The research will be published on 18 January 2012 as an Advance Online Publication in the journal Nature. Related research by the Penn State scientists recently was published in the journal Cell.
The research process, lead by Willaman Professor of Molecular Biology B. Franklin Pugh with Graduate Student Ho Sung Rhee, began by their using a molecular tool called an exonuclease to remove DNA that is not bound by one of the gene-regulating proteins. They then determined the nucleotide sequence for each of the remaining protein-bound DNA bundles -- the sequence of the four major component bases of DNA, labeled A, T, C, and G. "The advantage over other techniques of this technique, called ChIP-exo, is its ability to narrow down any binding location across millions and billions of nucleotide genomes to a certainty of about one nucleotide," Pugh said. "This improvement is roughly analogous to going from a low-resolution 240p television to a high-definition 1080p home-theater system. It provides an unprecedented view into how genes are regulated."

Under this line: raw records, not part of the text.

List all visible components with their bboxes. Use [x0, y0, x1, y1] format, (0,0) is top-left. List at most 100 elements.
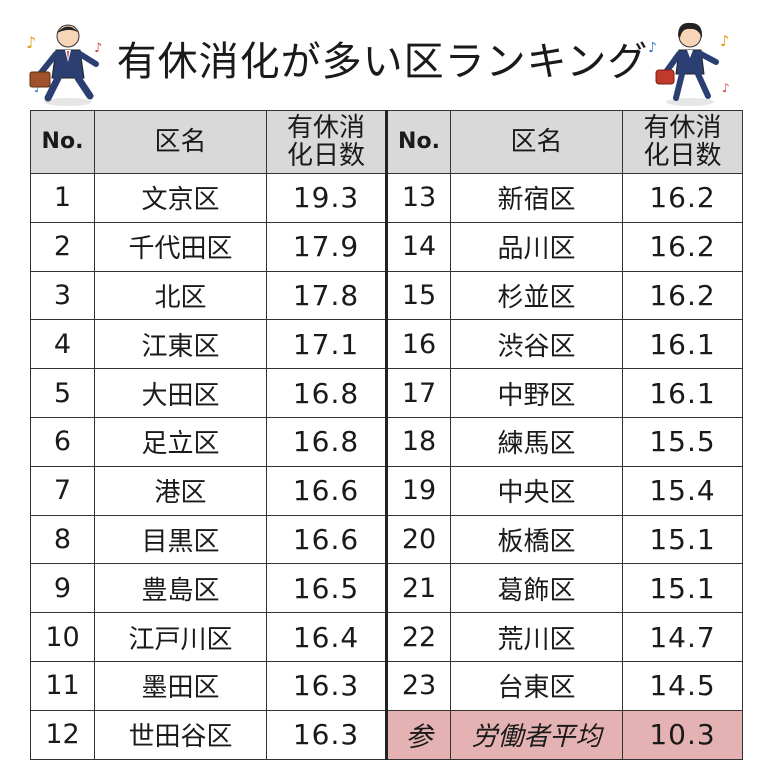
leave-days: 16.5 [266, 563, 387, 614]
leave-days: 16.2 [622, 270, 743, 321]
header-days: 有休消 化日数 [622, 110, 743, 174]
ward-name: 江東区 [94, 319, 267, 370]
svg-text:♪: ♪ [34, 81, 42, 95]
rank-no: 6 [30, 416, 95, 467]
ward-name: 台東区 [450, 660, 623, 711]
table-row: 5 大田区 16.8 17 中野区 16.1 [30, 368, 743, 418]
leave-days: 16.6 [266, 465, 387, 516]
ward-name: 大田区 [94, 368, 267, 418]
header-days-line2: 化日数 [286, 141, 365, 171]
table-row: 4 江東区 17.1 16 渋谷区 16.1 [30, 319, 743, 370]
ward-name: 文京区 [94, 173, 267, 223]
rank-no: 21 [385, 563, 451, 614]
leave-days: 15.1 [622, 514, 743, 565]
ward-name: 品川区 [450, 221, 623, 272]
leave-days: 15.5 [622, 416, 743, 467]
reference-ward: 労働者平均 [450, 709, 623, 760]
header-ward: 区名 [94, 110, 267, 174]
ward-name: 中野区 [450, 368, 623, 418]
page-title: 有休消化が多い区ランキング [116, 39, 649, 85]
ward-name: 中央区 [450, 465, 623, 516]
leave-days: 16.8 [266, 416, 387, 467]
svg-text:♪: ♪ [722, 81, 730, 95]
leave-days: 17.8 [266, 270, 387, 321]
ward-name: 墨田区 [94, 660, 267, 711]
table-row: 12 世田谷区 16.3 参 労働者平均 10.3 [30, 709, 743, 760]
rank-no: 12 [30, 709, 95, 760]
ward-name: 練馬区 [450, 416, 623, 467]
ward-name: 豊島区 [94, 563, 267, 614]
ward-name: 新宿区 [450, 173, 623, 223]
header-ward: 区名 [450, 110, 623, 174]
header-days-line1: 有休消 [643, 113, 722, 143]
leave-days: 15.1 [622, 563, 743, 614]
leave-days: 16.3 [266, 660, 387, 711]
header-days-line1: 有休消 [286, 113, 365, 143]
table-row: 1 文京区 19.3 13 新宿区 16.2 [30, 173, 743, 223]
table-row: 8 目黒区 16.6 20 板橋区 15.1 [30, 514, 743, 565]
table-row: 9 豊島区 16.5 21 葛飾区 15.1 [30, 563, 743, 614]
ranking-table: No. 区名 有休消 化日数 No. 区名 有休消 化日数 1 文京区 19.3… [30, 110, 743, 760]
leave-days: 16.3 [266, 709, 387, 760]
rank-no: 15 [385, 270, 451, 321]
rank-no: 23 [385, 660, 451, 711]
rank-no: 14 [385, 221, 451, 272]
header-days: 有休消 化日数 [266, 110, 387, 174]
ward-name: 世田谷区 [94, 709, 267, 760]
svg-text:♪: ♪ [720, 32, 730, 50]
ward-name: 葛飾区 [450, 563, 623, 614]
table-row: 11 墨田区 16.3 23 台東区 14.5 [30, 660, 743, 711]
leave-days: 19.3 [266, 173, 387, 223]
ward-name: 荒川区 [450, 612, 623, 662]
rank-no: 2 [30, 221, 95, 272]
leave-days: 17.1 [266, 319, 387, 370]
table-row: 2 千代田区 17.9 14 品川区 16.2 [30, 221, 743, 272]
businessman-icon: ♪ ♪ ♪ [26, 24, 102, 106]
table-row: 7 港区 16.6 19 中央区 15.4 [30, 465, 743, 516]
leave-days: 16.2 [622, 173, 743, 223]
leave-days: 15.4 [622, 465, 743, 516]
rank-no: 11 [30, 660, 95, 711]
ward-name: 目黒区 [94, 514, 267, 565]
rank-no: 18 [385, 416, 451, 467]
ward-name: 足立区 [94, 416, 267, 467]
rank-no: 10 [30, 612, 95, 662]
svg-text:♪: ♪ [648, 40, 657, 56]
rank-no: 13 [385, 173, 451, 223]
rank-no: 17 [385, 368, 451, 418]
leave-days: 16.2 [622, 221, 743, 272]
rank-no: 20 [385, 514, 451, 565]
rank-no: 16 [385, 319, 451, 370]
reference-days: 10.3 [622, 709, 743, 760]
ward-name: 港区 [94, 465, 267, 516]
leave-days: 16.8 [266, 368, 387, 418]
leave-days: 16.1 [622, 368, 743, 418]
rank-no: 7 [30, 465, 95, 516]
table-row: 6 足立区 16.8 18 練馬区 15.5 [30, 416, 743, 467]
rank-no: 8 [30, 514, 95, 565]
ward-name: 板橋区 [450, 514, 623, 565]
ward-name: 千代田区 [94, 221, 267, 272]
rank-no: 9 [30, 563, 95, 614]
ward-name: 江戸川区 [94, 612, 267, 662]
table-row: 10 江戸川区 16.4 22 荒川区 14.7 [30, 612, 743, 662]
rank-no: 4 [30, 319, 95, 370]
rank-no: 5 [30, 368, 95, 418]
ward-name: 杉並区 [450, 270, 623, 321]
leave-days: 17.9 [266, 221, 387, 272]
ward-name: 北区 [94, 270, 267, 321]
rank-no: 22 [385, 612, 451, 662]
leave-days: 14.5 [622, 660, 743, 711]
page-header: ♪ ♪ ♪ 有休消化が多い区ランキング ♪ ♪ ♪ [0, 0, 765, 110]
businesswoman-icon: ♪ ♪ ♪ [648, 22, 730, 106]
leave-days: 16.4 [266, 612, 387, 662]
rank-no: 1 [30, 173, 95, 223]
svg-text:♪: ♪ [94, 41, 102, 56]
rank-no: 3 [30, 270, 95, 321]
reference-label: 参 [385, 709, 451, 760]
table-row: 3 北区 17.8 15 杉並区 16.2 [30, 270, 743, 321]
header-no: No. [30, 110, 95, 174]
leave-days: 14.7 [622, 612, 743, 662]
header-no: No. [385, 110, 451, 174]
svg-text:♪: ♪ [26, 33, 36, 52]
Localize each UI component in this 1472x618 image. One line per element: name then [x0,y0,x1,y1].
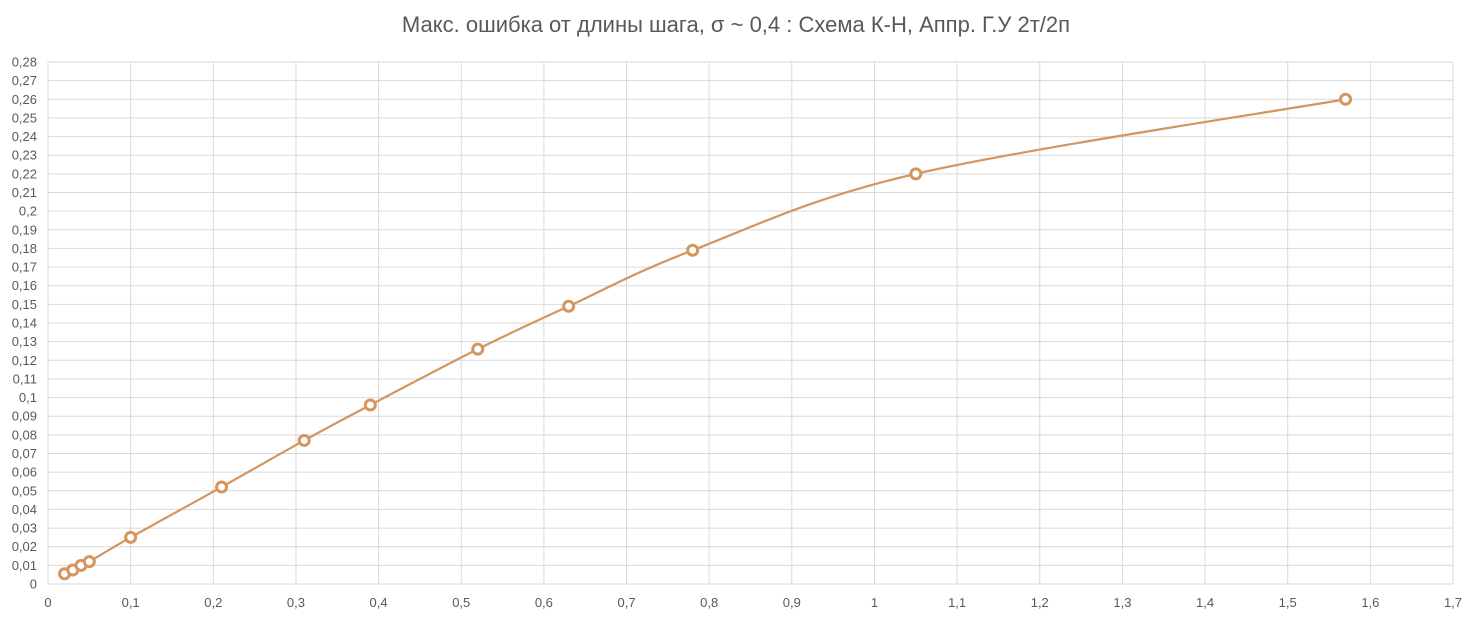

The ChIP-exo technique also removes a substantial amount of noise in the detection system that plagues other methods. The lower-noise technique reveals 2-to-5 times more binding locations, providing a much-more-complete picture of which genes are regulated by a particular protein, as well as a broader understanding of their structural organization across genomes. Having a more-complete picture allows scientists to understand in more detail how gene pathways work in normal human development, or fail to work in disease.